When we were nearly ready to start, I met the captain and asked him if he had plenty of mineral water, wine, beer, Scotch whiskey and stomach bitters on hand, for there were many Chicago doctors aboard. He said he believed he had none of these in his medicine chest, for he had not expected to have more than a passenger or two, and the crew was quite healthy and did not require any medicines. I then sought Doctor Senn, our party leader, and told him of the fate that threatened the ship. He was speechless for a moment but rallied quickly and said:

“We must have these things. Let us go and buy some. Let us go immediately. One can live longer without food than without drink.”

So we hunted up a wholesale grocery and liquor store, and each bought a bottle of sherry, a bottle of Black and White and half a dozen bottles of claret. We met the captain in the store also buying MEDICINES. But we were afterward more pleased that we had put in our own stock, for there are two kinds of ship wine, one good enough to go down, the other good enough to come up. He had bought what he considered good enough to come up.

We finally cast loose at noon, one hour late, and did not get our eleven o’clock breakfast until half past two. To wait until half past two, after having trotted about almost constantly since seven, on a cup of coffee and a roll, perspiring profusely and worrying intensely for fear we might not get stowed away at all, and then suffering a shock at the sudden discovery at the last moment of the neglected state of the commissary department of the ship, was an appropriate initiation to what was in store for us.
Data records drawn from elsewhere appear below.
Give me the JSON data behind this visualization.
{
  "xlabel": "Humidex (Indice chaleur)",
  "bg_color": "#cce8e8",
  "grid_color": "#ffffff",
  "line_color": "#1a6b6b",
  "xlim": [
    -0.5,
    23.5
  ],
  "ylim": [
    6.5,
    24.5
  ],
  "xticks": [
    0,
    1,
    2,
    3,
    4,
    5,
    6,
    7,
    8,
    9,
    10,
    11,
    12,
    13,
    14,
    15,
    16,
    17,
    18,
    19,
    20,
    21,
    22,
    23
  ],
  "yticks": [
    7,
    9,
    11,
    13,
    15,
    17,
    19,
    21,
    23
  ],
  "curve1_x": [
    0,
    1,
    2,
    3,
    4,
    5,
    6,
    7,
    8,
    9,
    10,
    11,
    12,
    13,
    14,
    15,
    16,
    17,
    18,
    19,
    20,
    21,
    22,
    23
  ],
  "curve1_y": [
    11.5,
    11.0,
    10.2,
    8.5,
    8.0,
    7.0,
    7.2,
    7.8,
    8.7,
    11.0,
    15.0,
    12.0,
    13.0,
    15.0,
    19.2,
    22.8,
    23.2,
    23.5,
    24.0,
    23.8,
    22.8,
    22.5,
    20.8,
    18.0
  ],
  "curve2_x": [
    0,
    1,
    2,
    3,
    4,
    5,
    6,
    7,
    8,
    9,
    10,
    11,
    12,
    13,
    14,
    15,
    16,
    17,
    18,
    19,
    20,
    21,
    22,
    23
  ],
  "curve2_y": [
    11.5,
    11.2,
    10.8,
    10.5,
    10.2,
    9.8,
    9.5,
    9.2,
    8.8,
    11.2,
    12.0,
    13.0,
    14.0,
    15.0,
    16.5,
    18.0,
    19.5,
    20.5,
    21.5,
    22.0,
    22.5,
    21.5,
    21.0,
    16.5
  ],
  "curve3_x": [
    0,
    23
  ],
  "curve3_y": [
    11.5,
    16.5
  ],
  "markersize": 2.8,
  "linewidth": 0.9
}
There were about eighteen of us to be fed by a steward who was not accustomed to serve more than one or two who usually served themselves; and the question was, how many of us would get anything at all? The ladies were undoubtedly “in for it,” in more ways than one. No boudoir comforts, hair dressers, manicures and ladies’ maids for them.

We all, however, got our breakfast down in time to have it churned by the trade-wind, which was in the ship’s quarter and which played with our little boat like a gentle, purring cat with a captive mouse. Doctor Senn and I carried iced sherry to the ladies who began to say, “Oh my!” and “Oh dear!” and “Goodness! I wish I were home,” “I’m so sick,” etc.
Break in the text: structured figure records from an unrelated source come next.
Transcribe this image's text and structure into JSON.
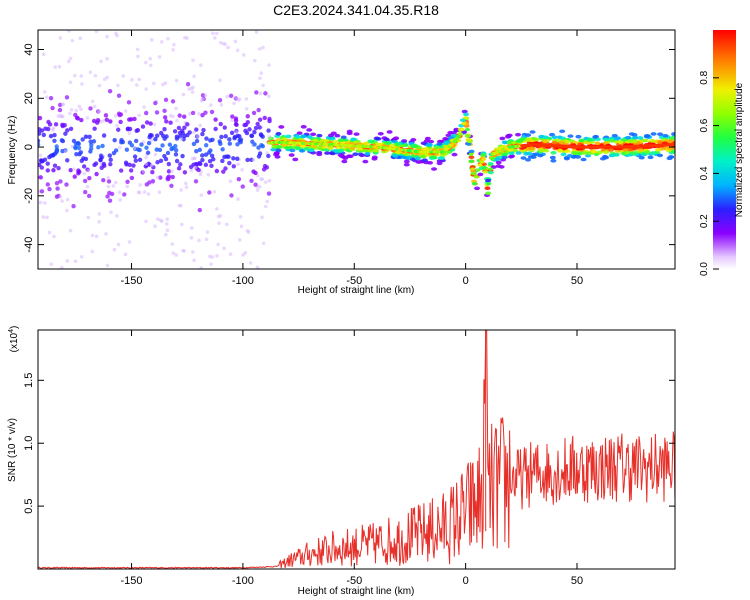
{
  "title": "C2E3.2024.341.04.35.R18",
  "colors": {
    "snr_line": "#e8302a",
    "spectrogram_low": "#8a00ff",
    "spectrogram_high": "#ff0000"
  },
  "chart_data": [
    {
      "type": "heatmap",
      "xlabel": "Height of straight line (km)",
      "ylabel": "Frequency (Hz)",
      "xlim": [
        -192,
        94
      ],
      "ylim": [
        -50,
        48
      ],
      "x_ticks": [
        -150,
        -100,
        -50,
        0,
        50
      ],
      "y_ticks": [
        -40,
        -20,
        0,
        20,
        40
      ],
      "grid": false,
      "ridge": {
        "x": [
          -192,
          -150,
          -100,
          -85,
          -60,
          -40,
          -20,
          -10,
          -5,
          -2,
          0,
          2,
          4,
          6,
          8,
          10,
          12,
          20,
          30,
          50,
          70,
          94
        ],
        "frequency": [
          0,
          0,
          0,
          2,
          1,
          0,
          -2,
          -2,
          2,
          6,
          12,
          0,
          -15,
          -8,
          -5,
          -18,
          -3,
          0,
          1,
          0,
          0,
          1
        ]
      },
      "colorbar": {
        "label": "Normalized spectral amplitude",
        "range": [
          0,
          1
        ],
        "ticks": [
          0.0,
          0.2,
          0.4,
          0.6,
          0.8
        ],
        "tick_labels": [
          "0.0",
          "0.2",
          "0.4",
          "0.6",
          "0.8"
        ],
        "colormap": "rainbow"
      }
    },
    {
      "type": "line",
      "xlabel": "Height of straight line (km)",
      "ylabel": "SNR (10 * v/v)",
      "multiplier_label": "(x10",
      "multiplier_exp": "4",
      "xlim": [
        -192,
        94
      ],
      "ylim": [
        0,
        1.9
      ],
      "x_ticks": [
        -150,
        -100,
        -50,
        0,
        50
      ],
      "y_ticks": [
        0.5,
        1.0,
        1.5
      ],
      "y_tick_labels": [
        "0.5",
        "1.0",
        "1.5"
      ],
      "grid": false,
      "series": [
        {
          "x": [
            -192,
            -150,
            -100,
            -85,
            -80,
            -70,
            -60,
            -50,
            -40,
            -30,
            -20,
            -10,
            -5,
            0,
            5,
            8,
            9,
            10,
            15,
            20,
            25,
            30,
            40,
            50,
            60,
            70,
            80,
            94
          ],
          "values": [
            0.01,
            0.01,
            0.01,
            0.02,
            0.06,
            0.12,
            0.16,
            0.18,
            0.2,
            0.24,
            0.28,
            0.33,
            0.38,
            0.45,
            0.52,
            0.6,
            1.9,
            0.6,
            0.65,
            0.72,
            0.72,
            0.76,
            0.78,
            0.8,
            0.8,
            0.82,
            0.8,
            0.82
          ]
        }
      ]
    }
  ]
}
Pretty soon I began to sympathize with them and took a taste of the sherry myself, and lay down on my steamer chair and left the ladies to the care of Doctor Senn.

At six o’clock most of the gentlemen tasted of the dinner, and most of the ladies didn’t. But we all got to bed early and without any discoverable mishaps, consoled by the knowledge that soon after daybreak we would be in the sheltered waters of Bocas del Toro. Our little bunks had boards, plain boards, for springs, with thick comforters for mattresses and straw bags for pillows—genuine sailor luxuries. But we were glad to stay in them and on them. I wondered how it must seem to a person who had become accustomed to such a bed by years of service, to put up at a first-class hotel. I suppose that he would feel insecure and would wake up every few minutes in the night with a sensation of falling through space, and would have to feel of the soft mattress to be sure that something solid was under him.
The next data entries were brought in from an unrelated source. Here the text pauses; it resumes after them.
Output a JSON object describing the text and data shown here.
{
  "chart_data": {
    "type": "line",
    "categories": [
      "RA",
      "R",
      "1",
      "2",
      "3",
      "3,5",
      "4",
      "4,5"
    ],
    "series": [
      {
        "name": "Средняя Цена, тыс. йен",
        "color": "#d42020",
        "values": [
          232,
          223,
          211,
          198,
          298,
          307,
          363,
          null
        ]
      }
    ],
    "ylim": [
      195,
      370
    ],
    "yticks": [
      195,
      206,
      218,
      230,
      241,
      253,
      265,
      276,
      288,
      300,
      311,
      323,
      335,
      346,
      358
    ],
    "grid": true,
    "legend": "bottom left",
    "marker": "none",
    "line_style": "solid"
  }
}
In the morning the sea was quite rough, but I managed to get on deck just as we steamed triumphantly between the foamy reefs into the tranquil bay. Beautiful Bocas del Toro! Welcome Almirante Bay! Islas Tropicales! Haven and heaven of the seasick and suffering!

The large bay was enclosed by luxuriant tropical islands with their white fringes of foamy reefs, and the town looked bright and beautiful beneath the tropical sun and deep blue sky. Numerous little naphtha launches darted about in all directions giving a sense of festivity to the scene. At last we had found something worth coming to see. The tropics were out in all their splendor, and we forgot the other things. Had we taken the Preston we should not have seen Bocas del Toro, for her loading place was Port Limón, which I did not care to see again. Limón had fine piers, a beautiful garden and a new hospital, a trinity of artificial attractions whose origin and pedigree went back to bananas, but here were the beauties of Nature as they came from the hand of their creator.

Bocas del Toro is the chief seaport town of Panama after Colón and the City of Panama, if not before, and is the center of the banana shipping business of the republic. It is situated in the Almirante Bay, which is the northern end of the Chiriqui Lagoon, but is completely separated from the main lagoon by islands and reefs between which small boats only can pass. The channel leading into the bay is called Bocas del Tigre (Tiger’s Mouths), and the channel into the main lagoon, fifteen miles farther south, is called Bocas del Drago (Dragon’s Mouths), appropriate names for these wild and dangerous passages as we were soon to learn by experience. The lagoon between these passages is shut off from the sea by a row of islands and reefs placed closely together and surrounded and connected with breakers that reveal the hidden rocks and shallows. Beyond and south of these reefs and Bocas, the lagoon extends into the mainland, forming a body of water forty-five miles long by fifteen wide. It is a magnificent bay and is, I believe, to have a U. S. naval station, for which it is an ideal location.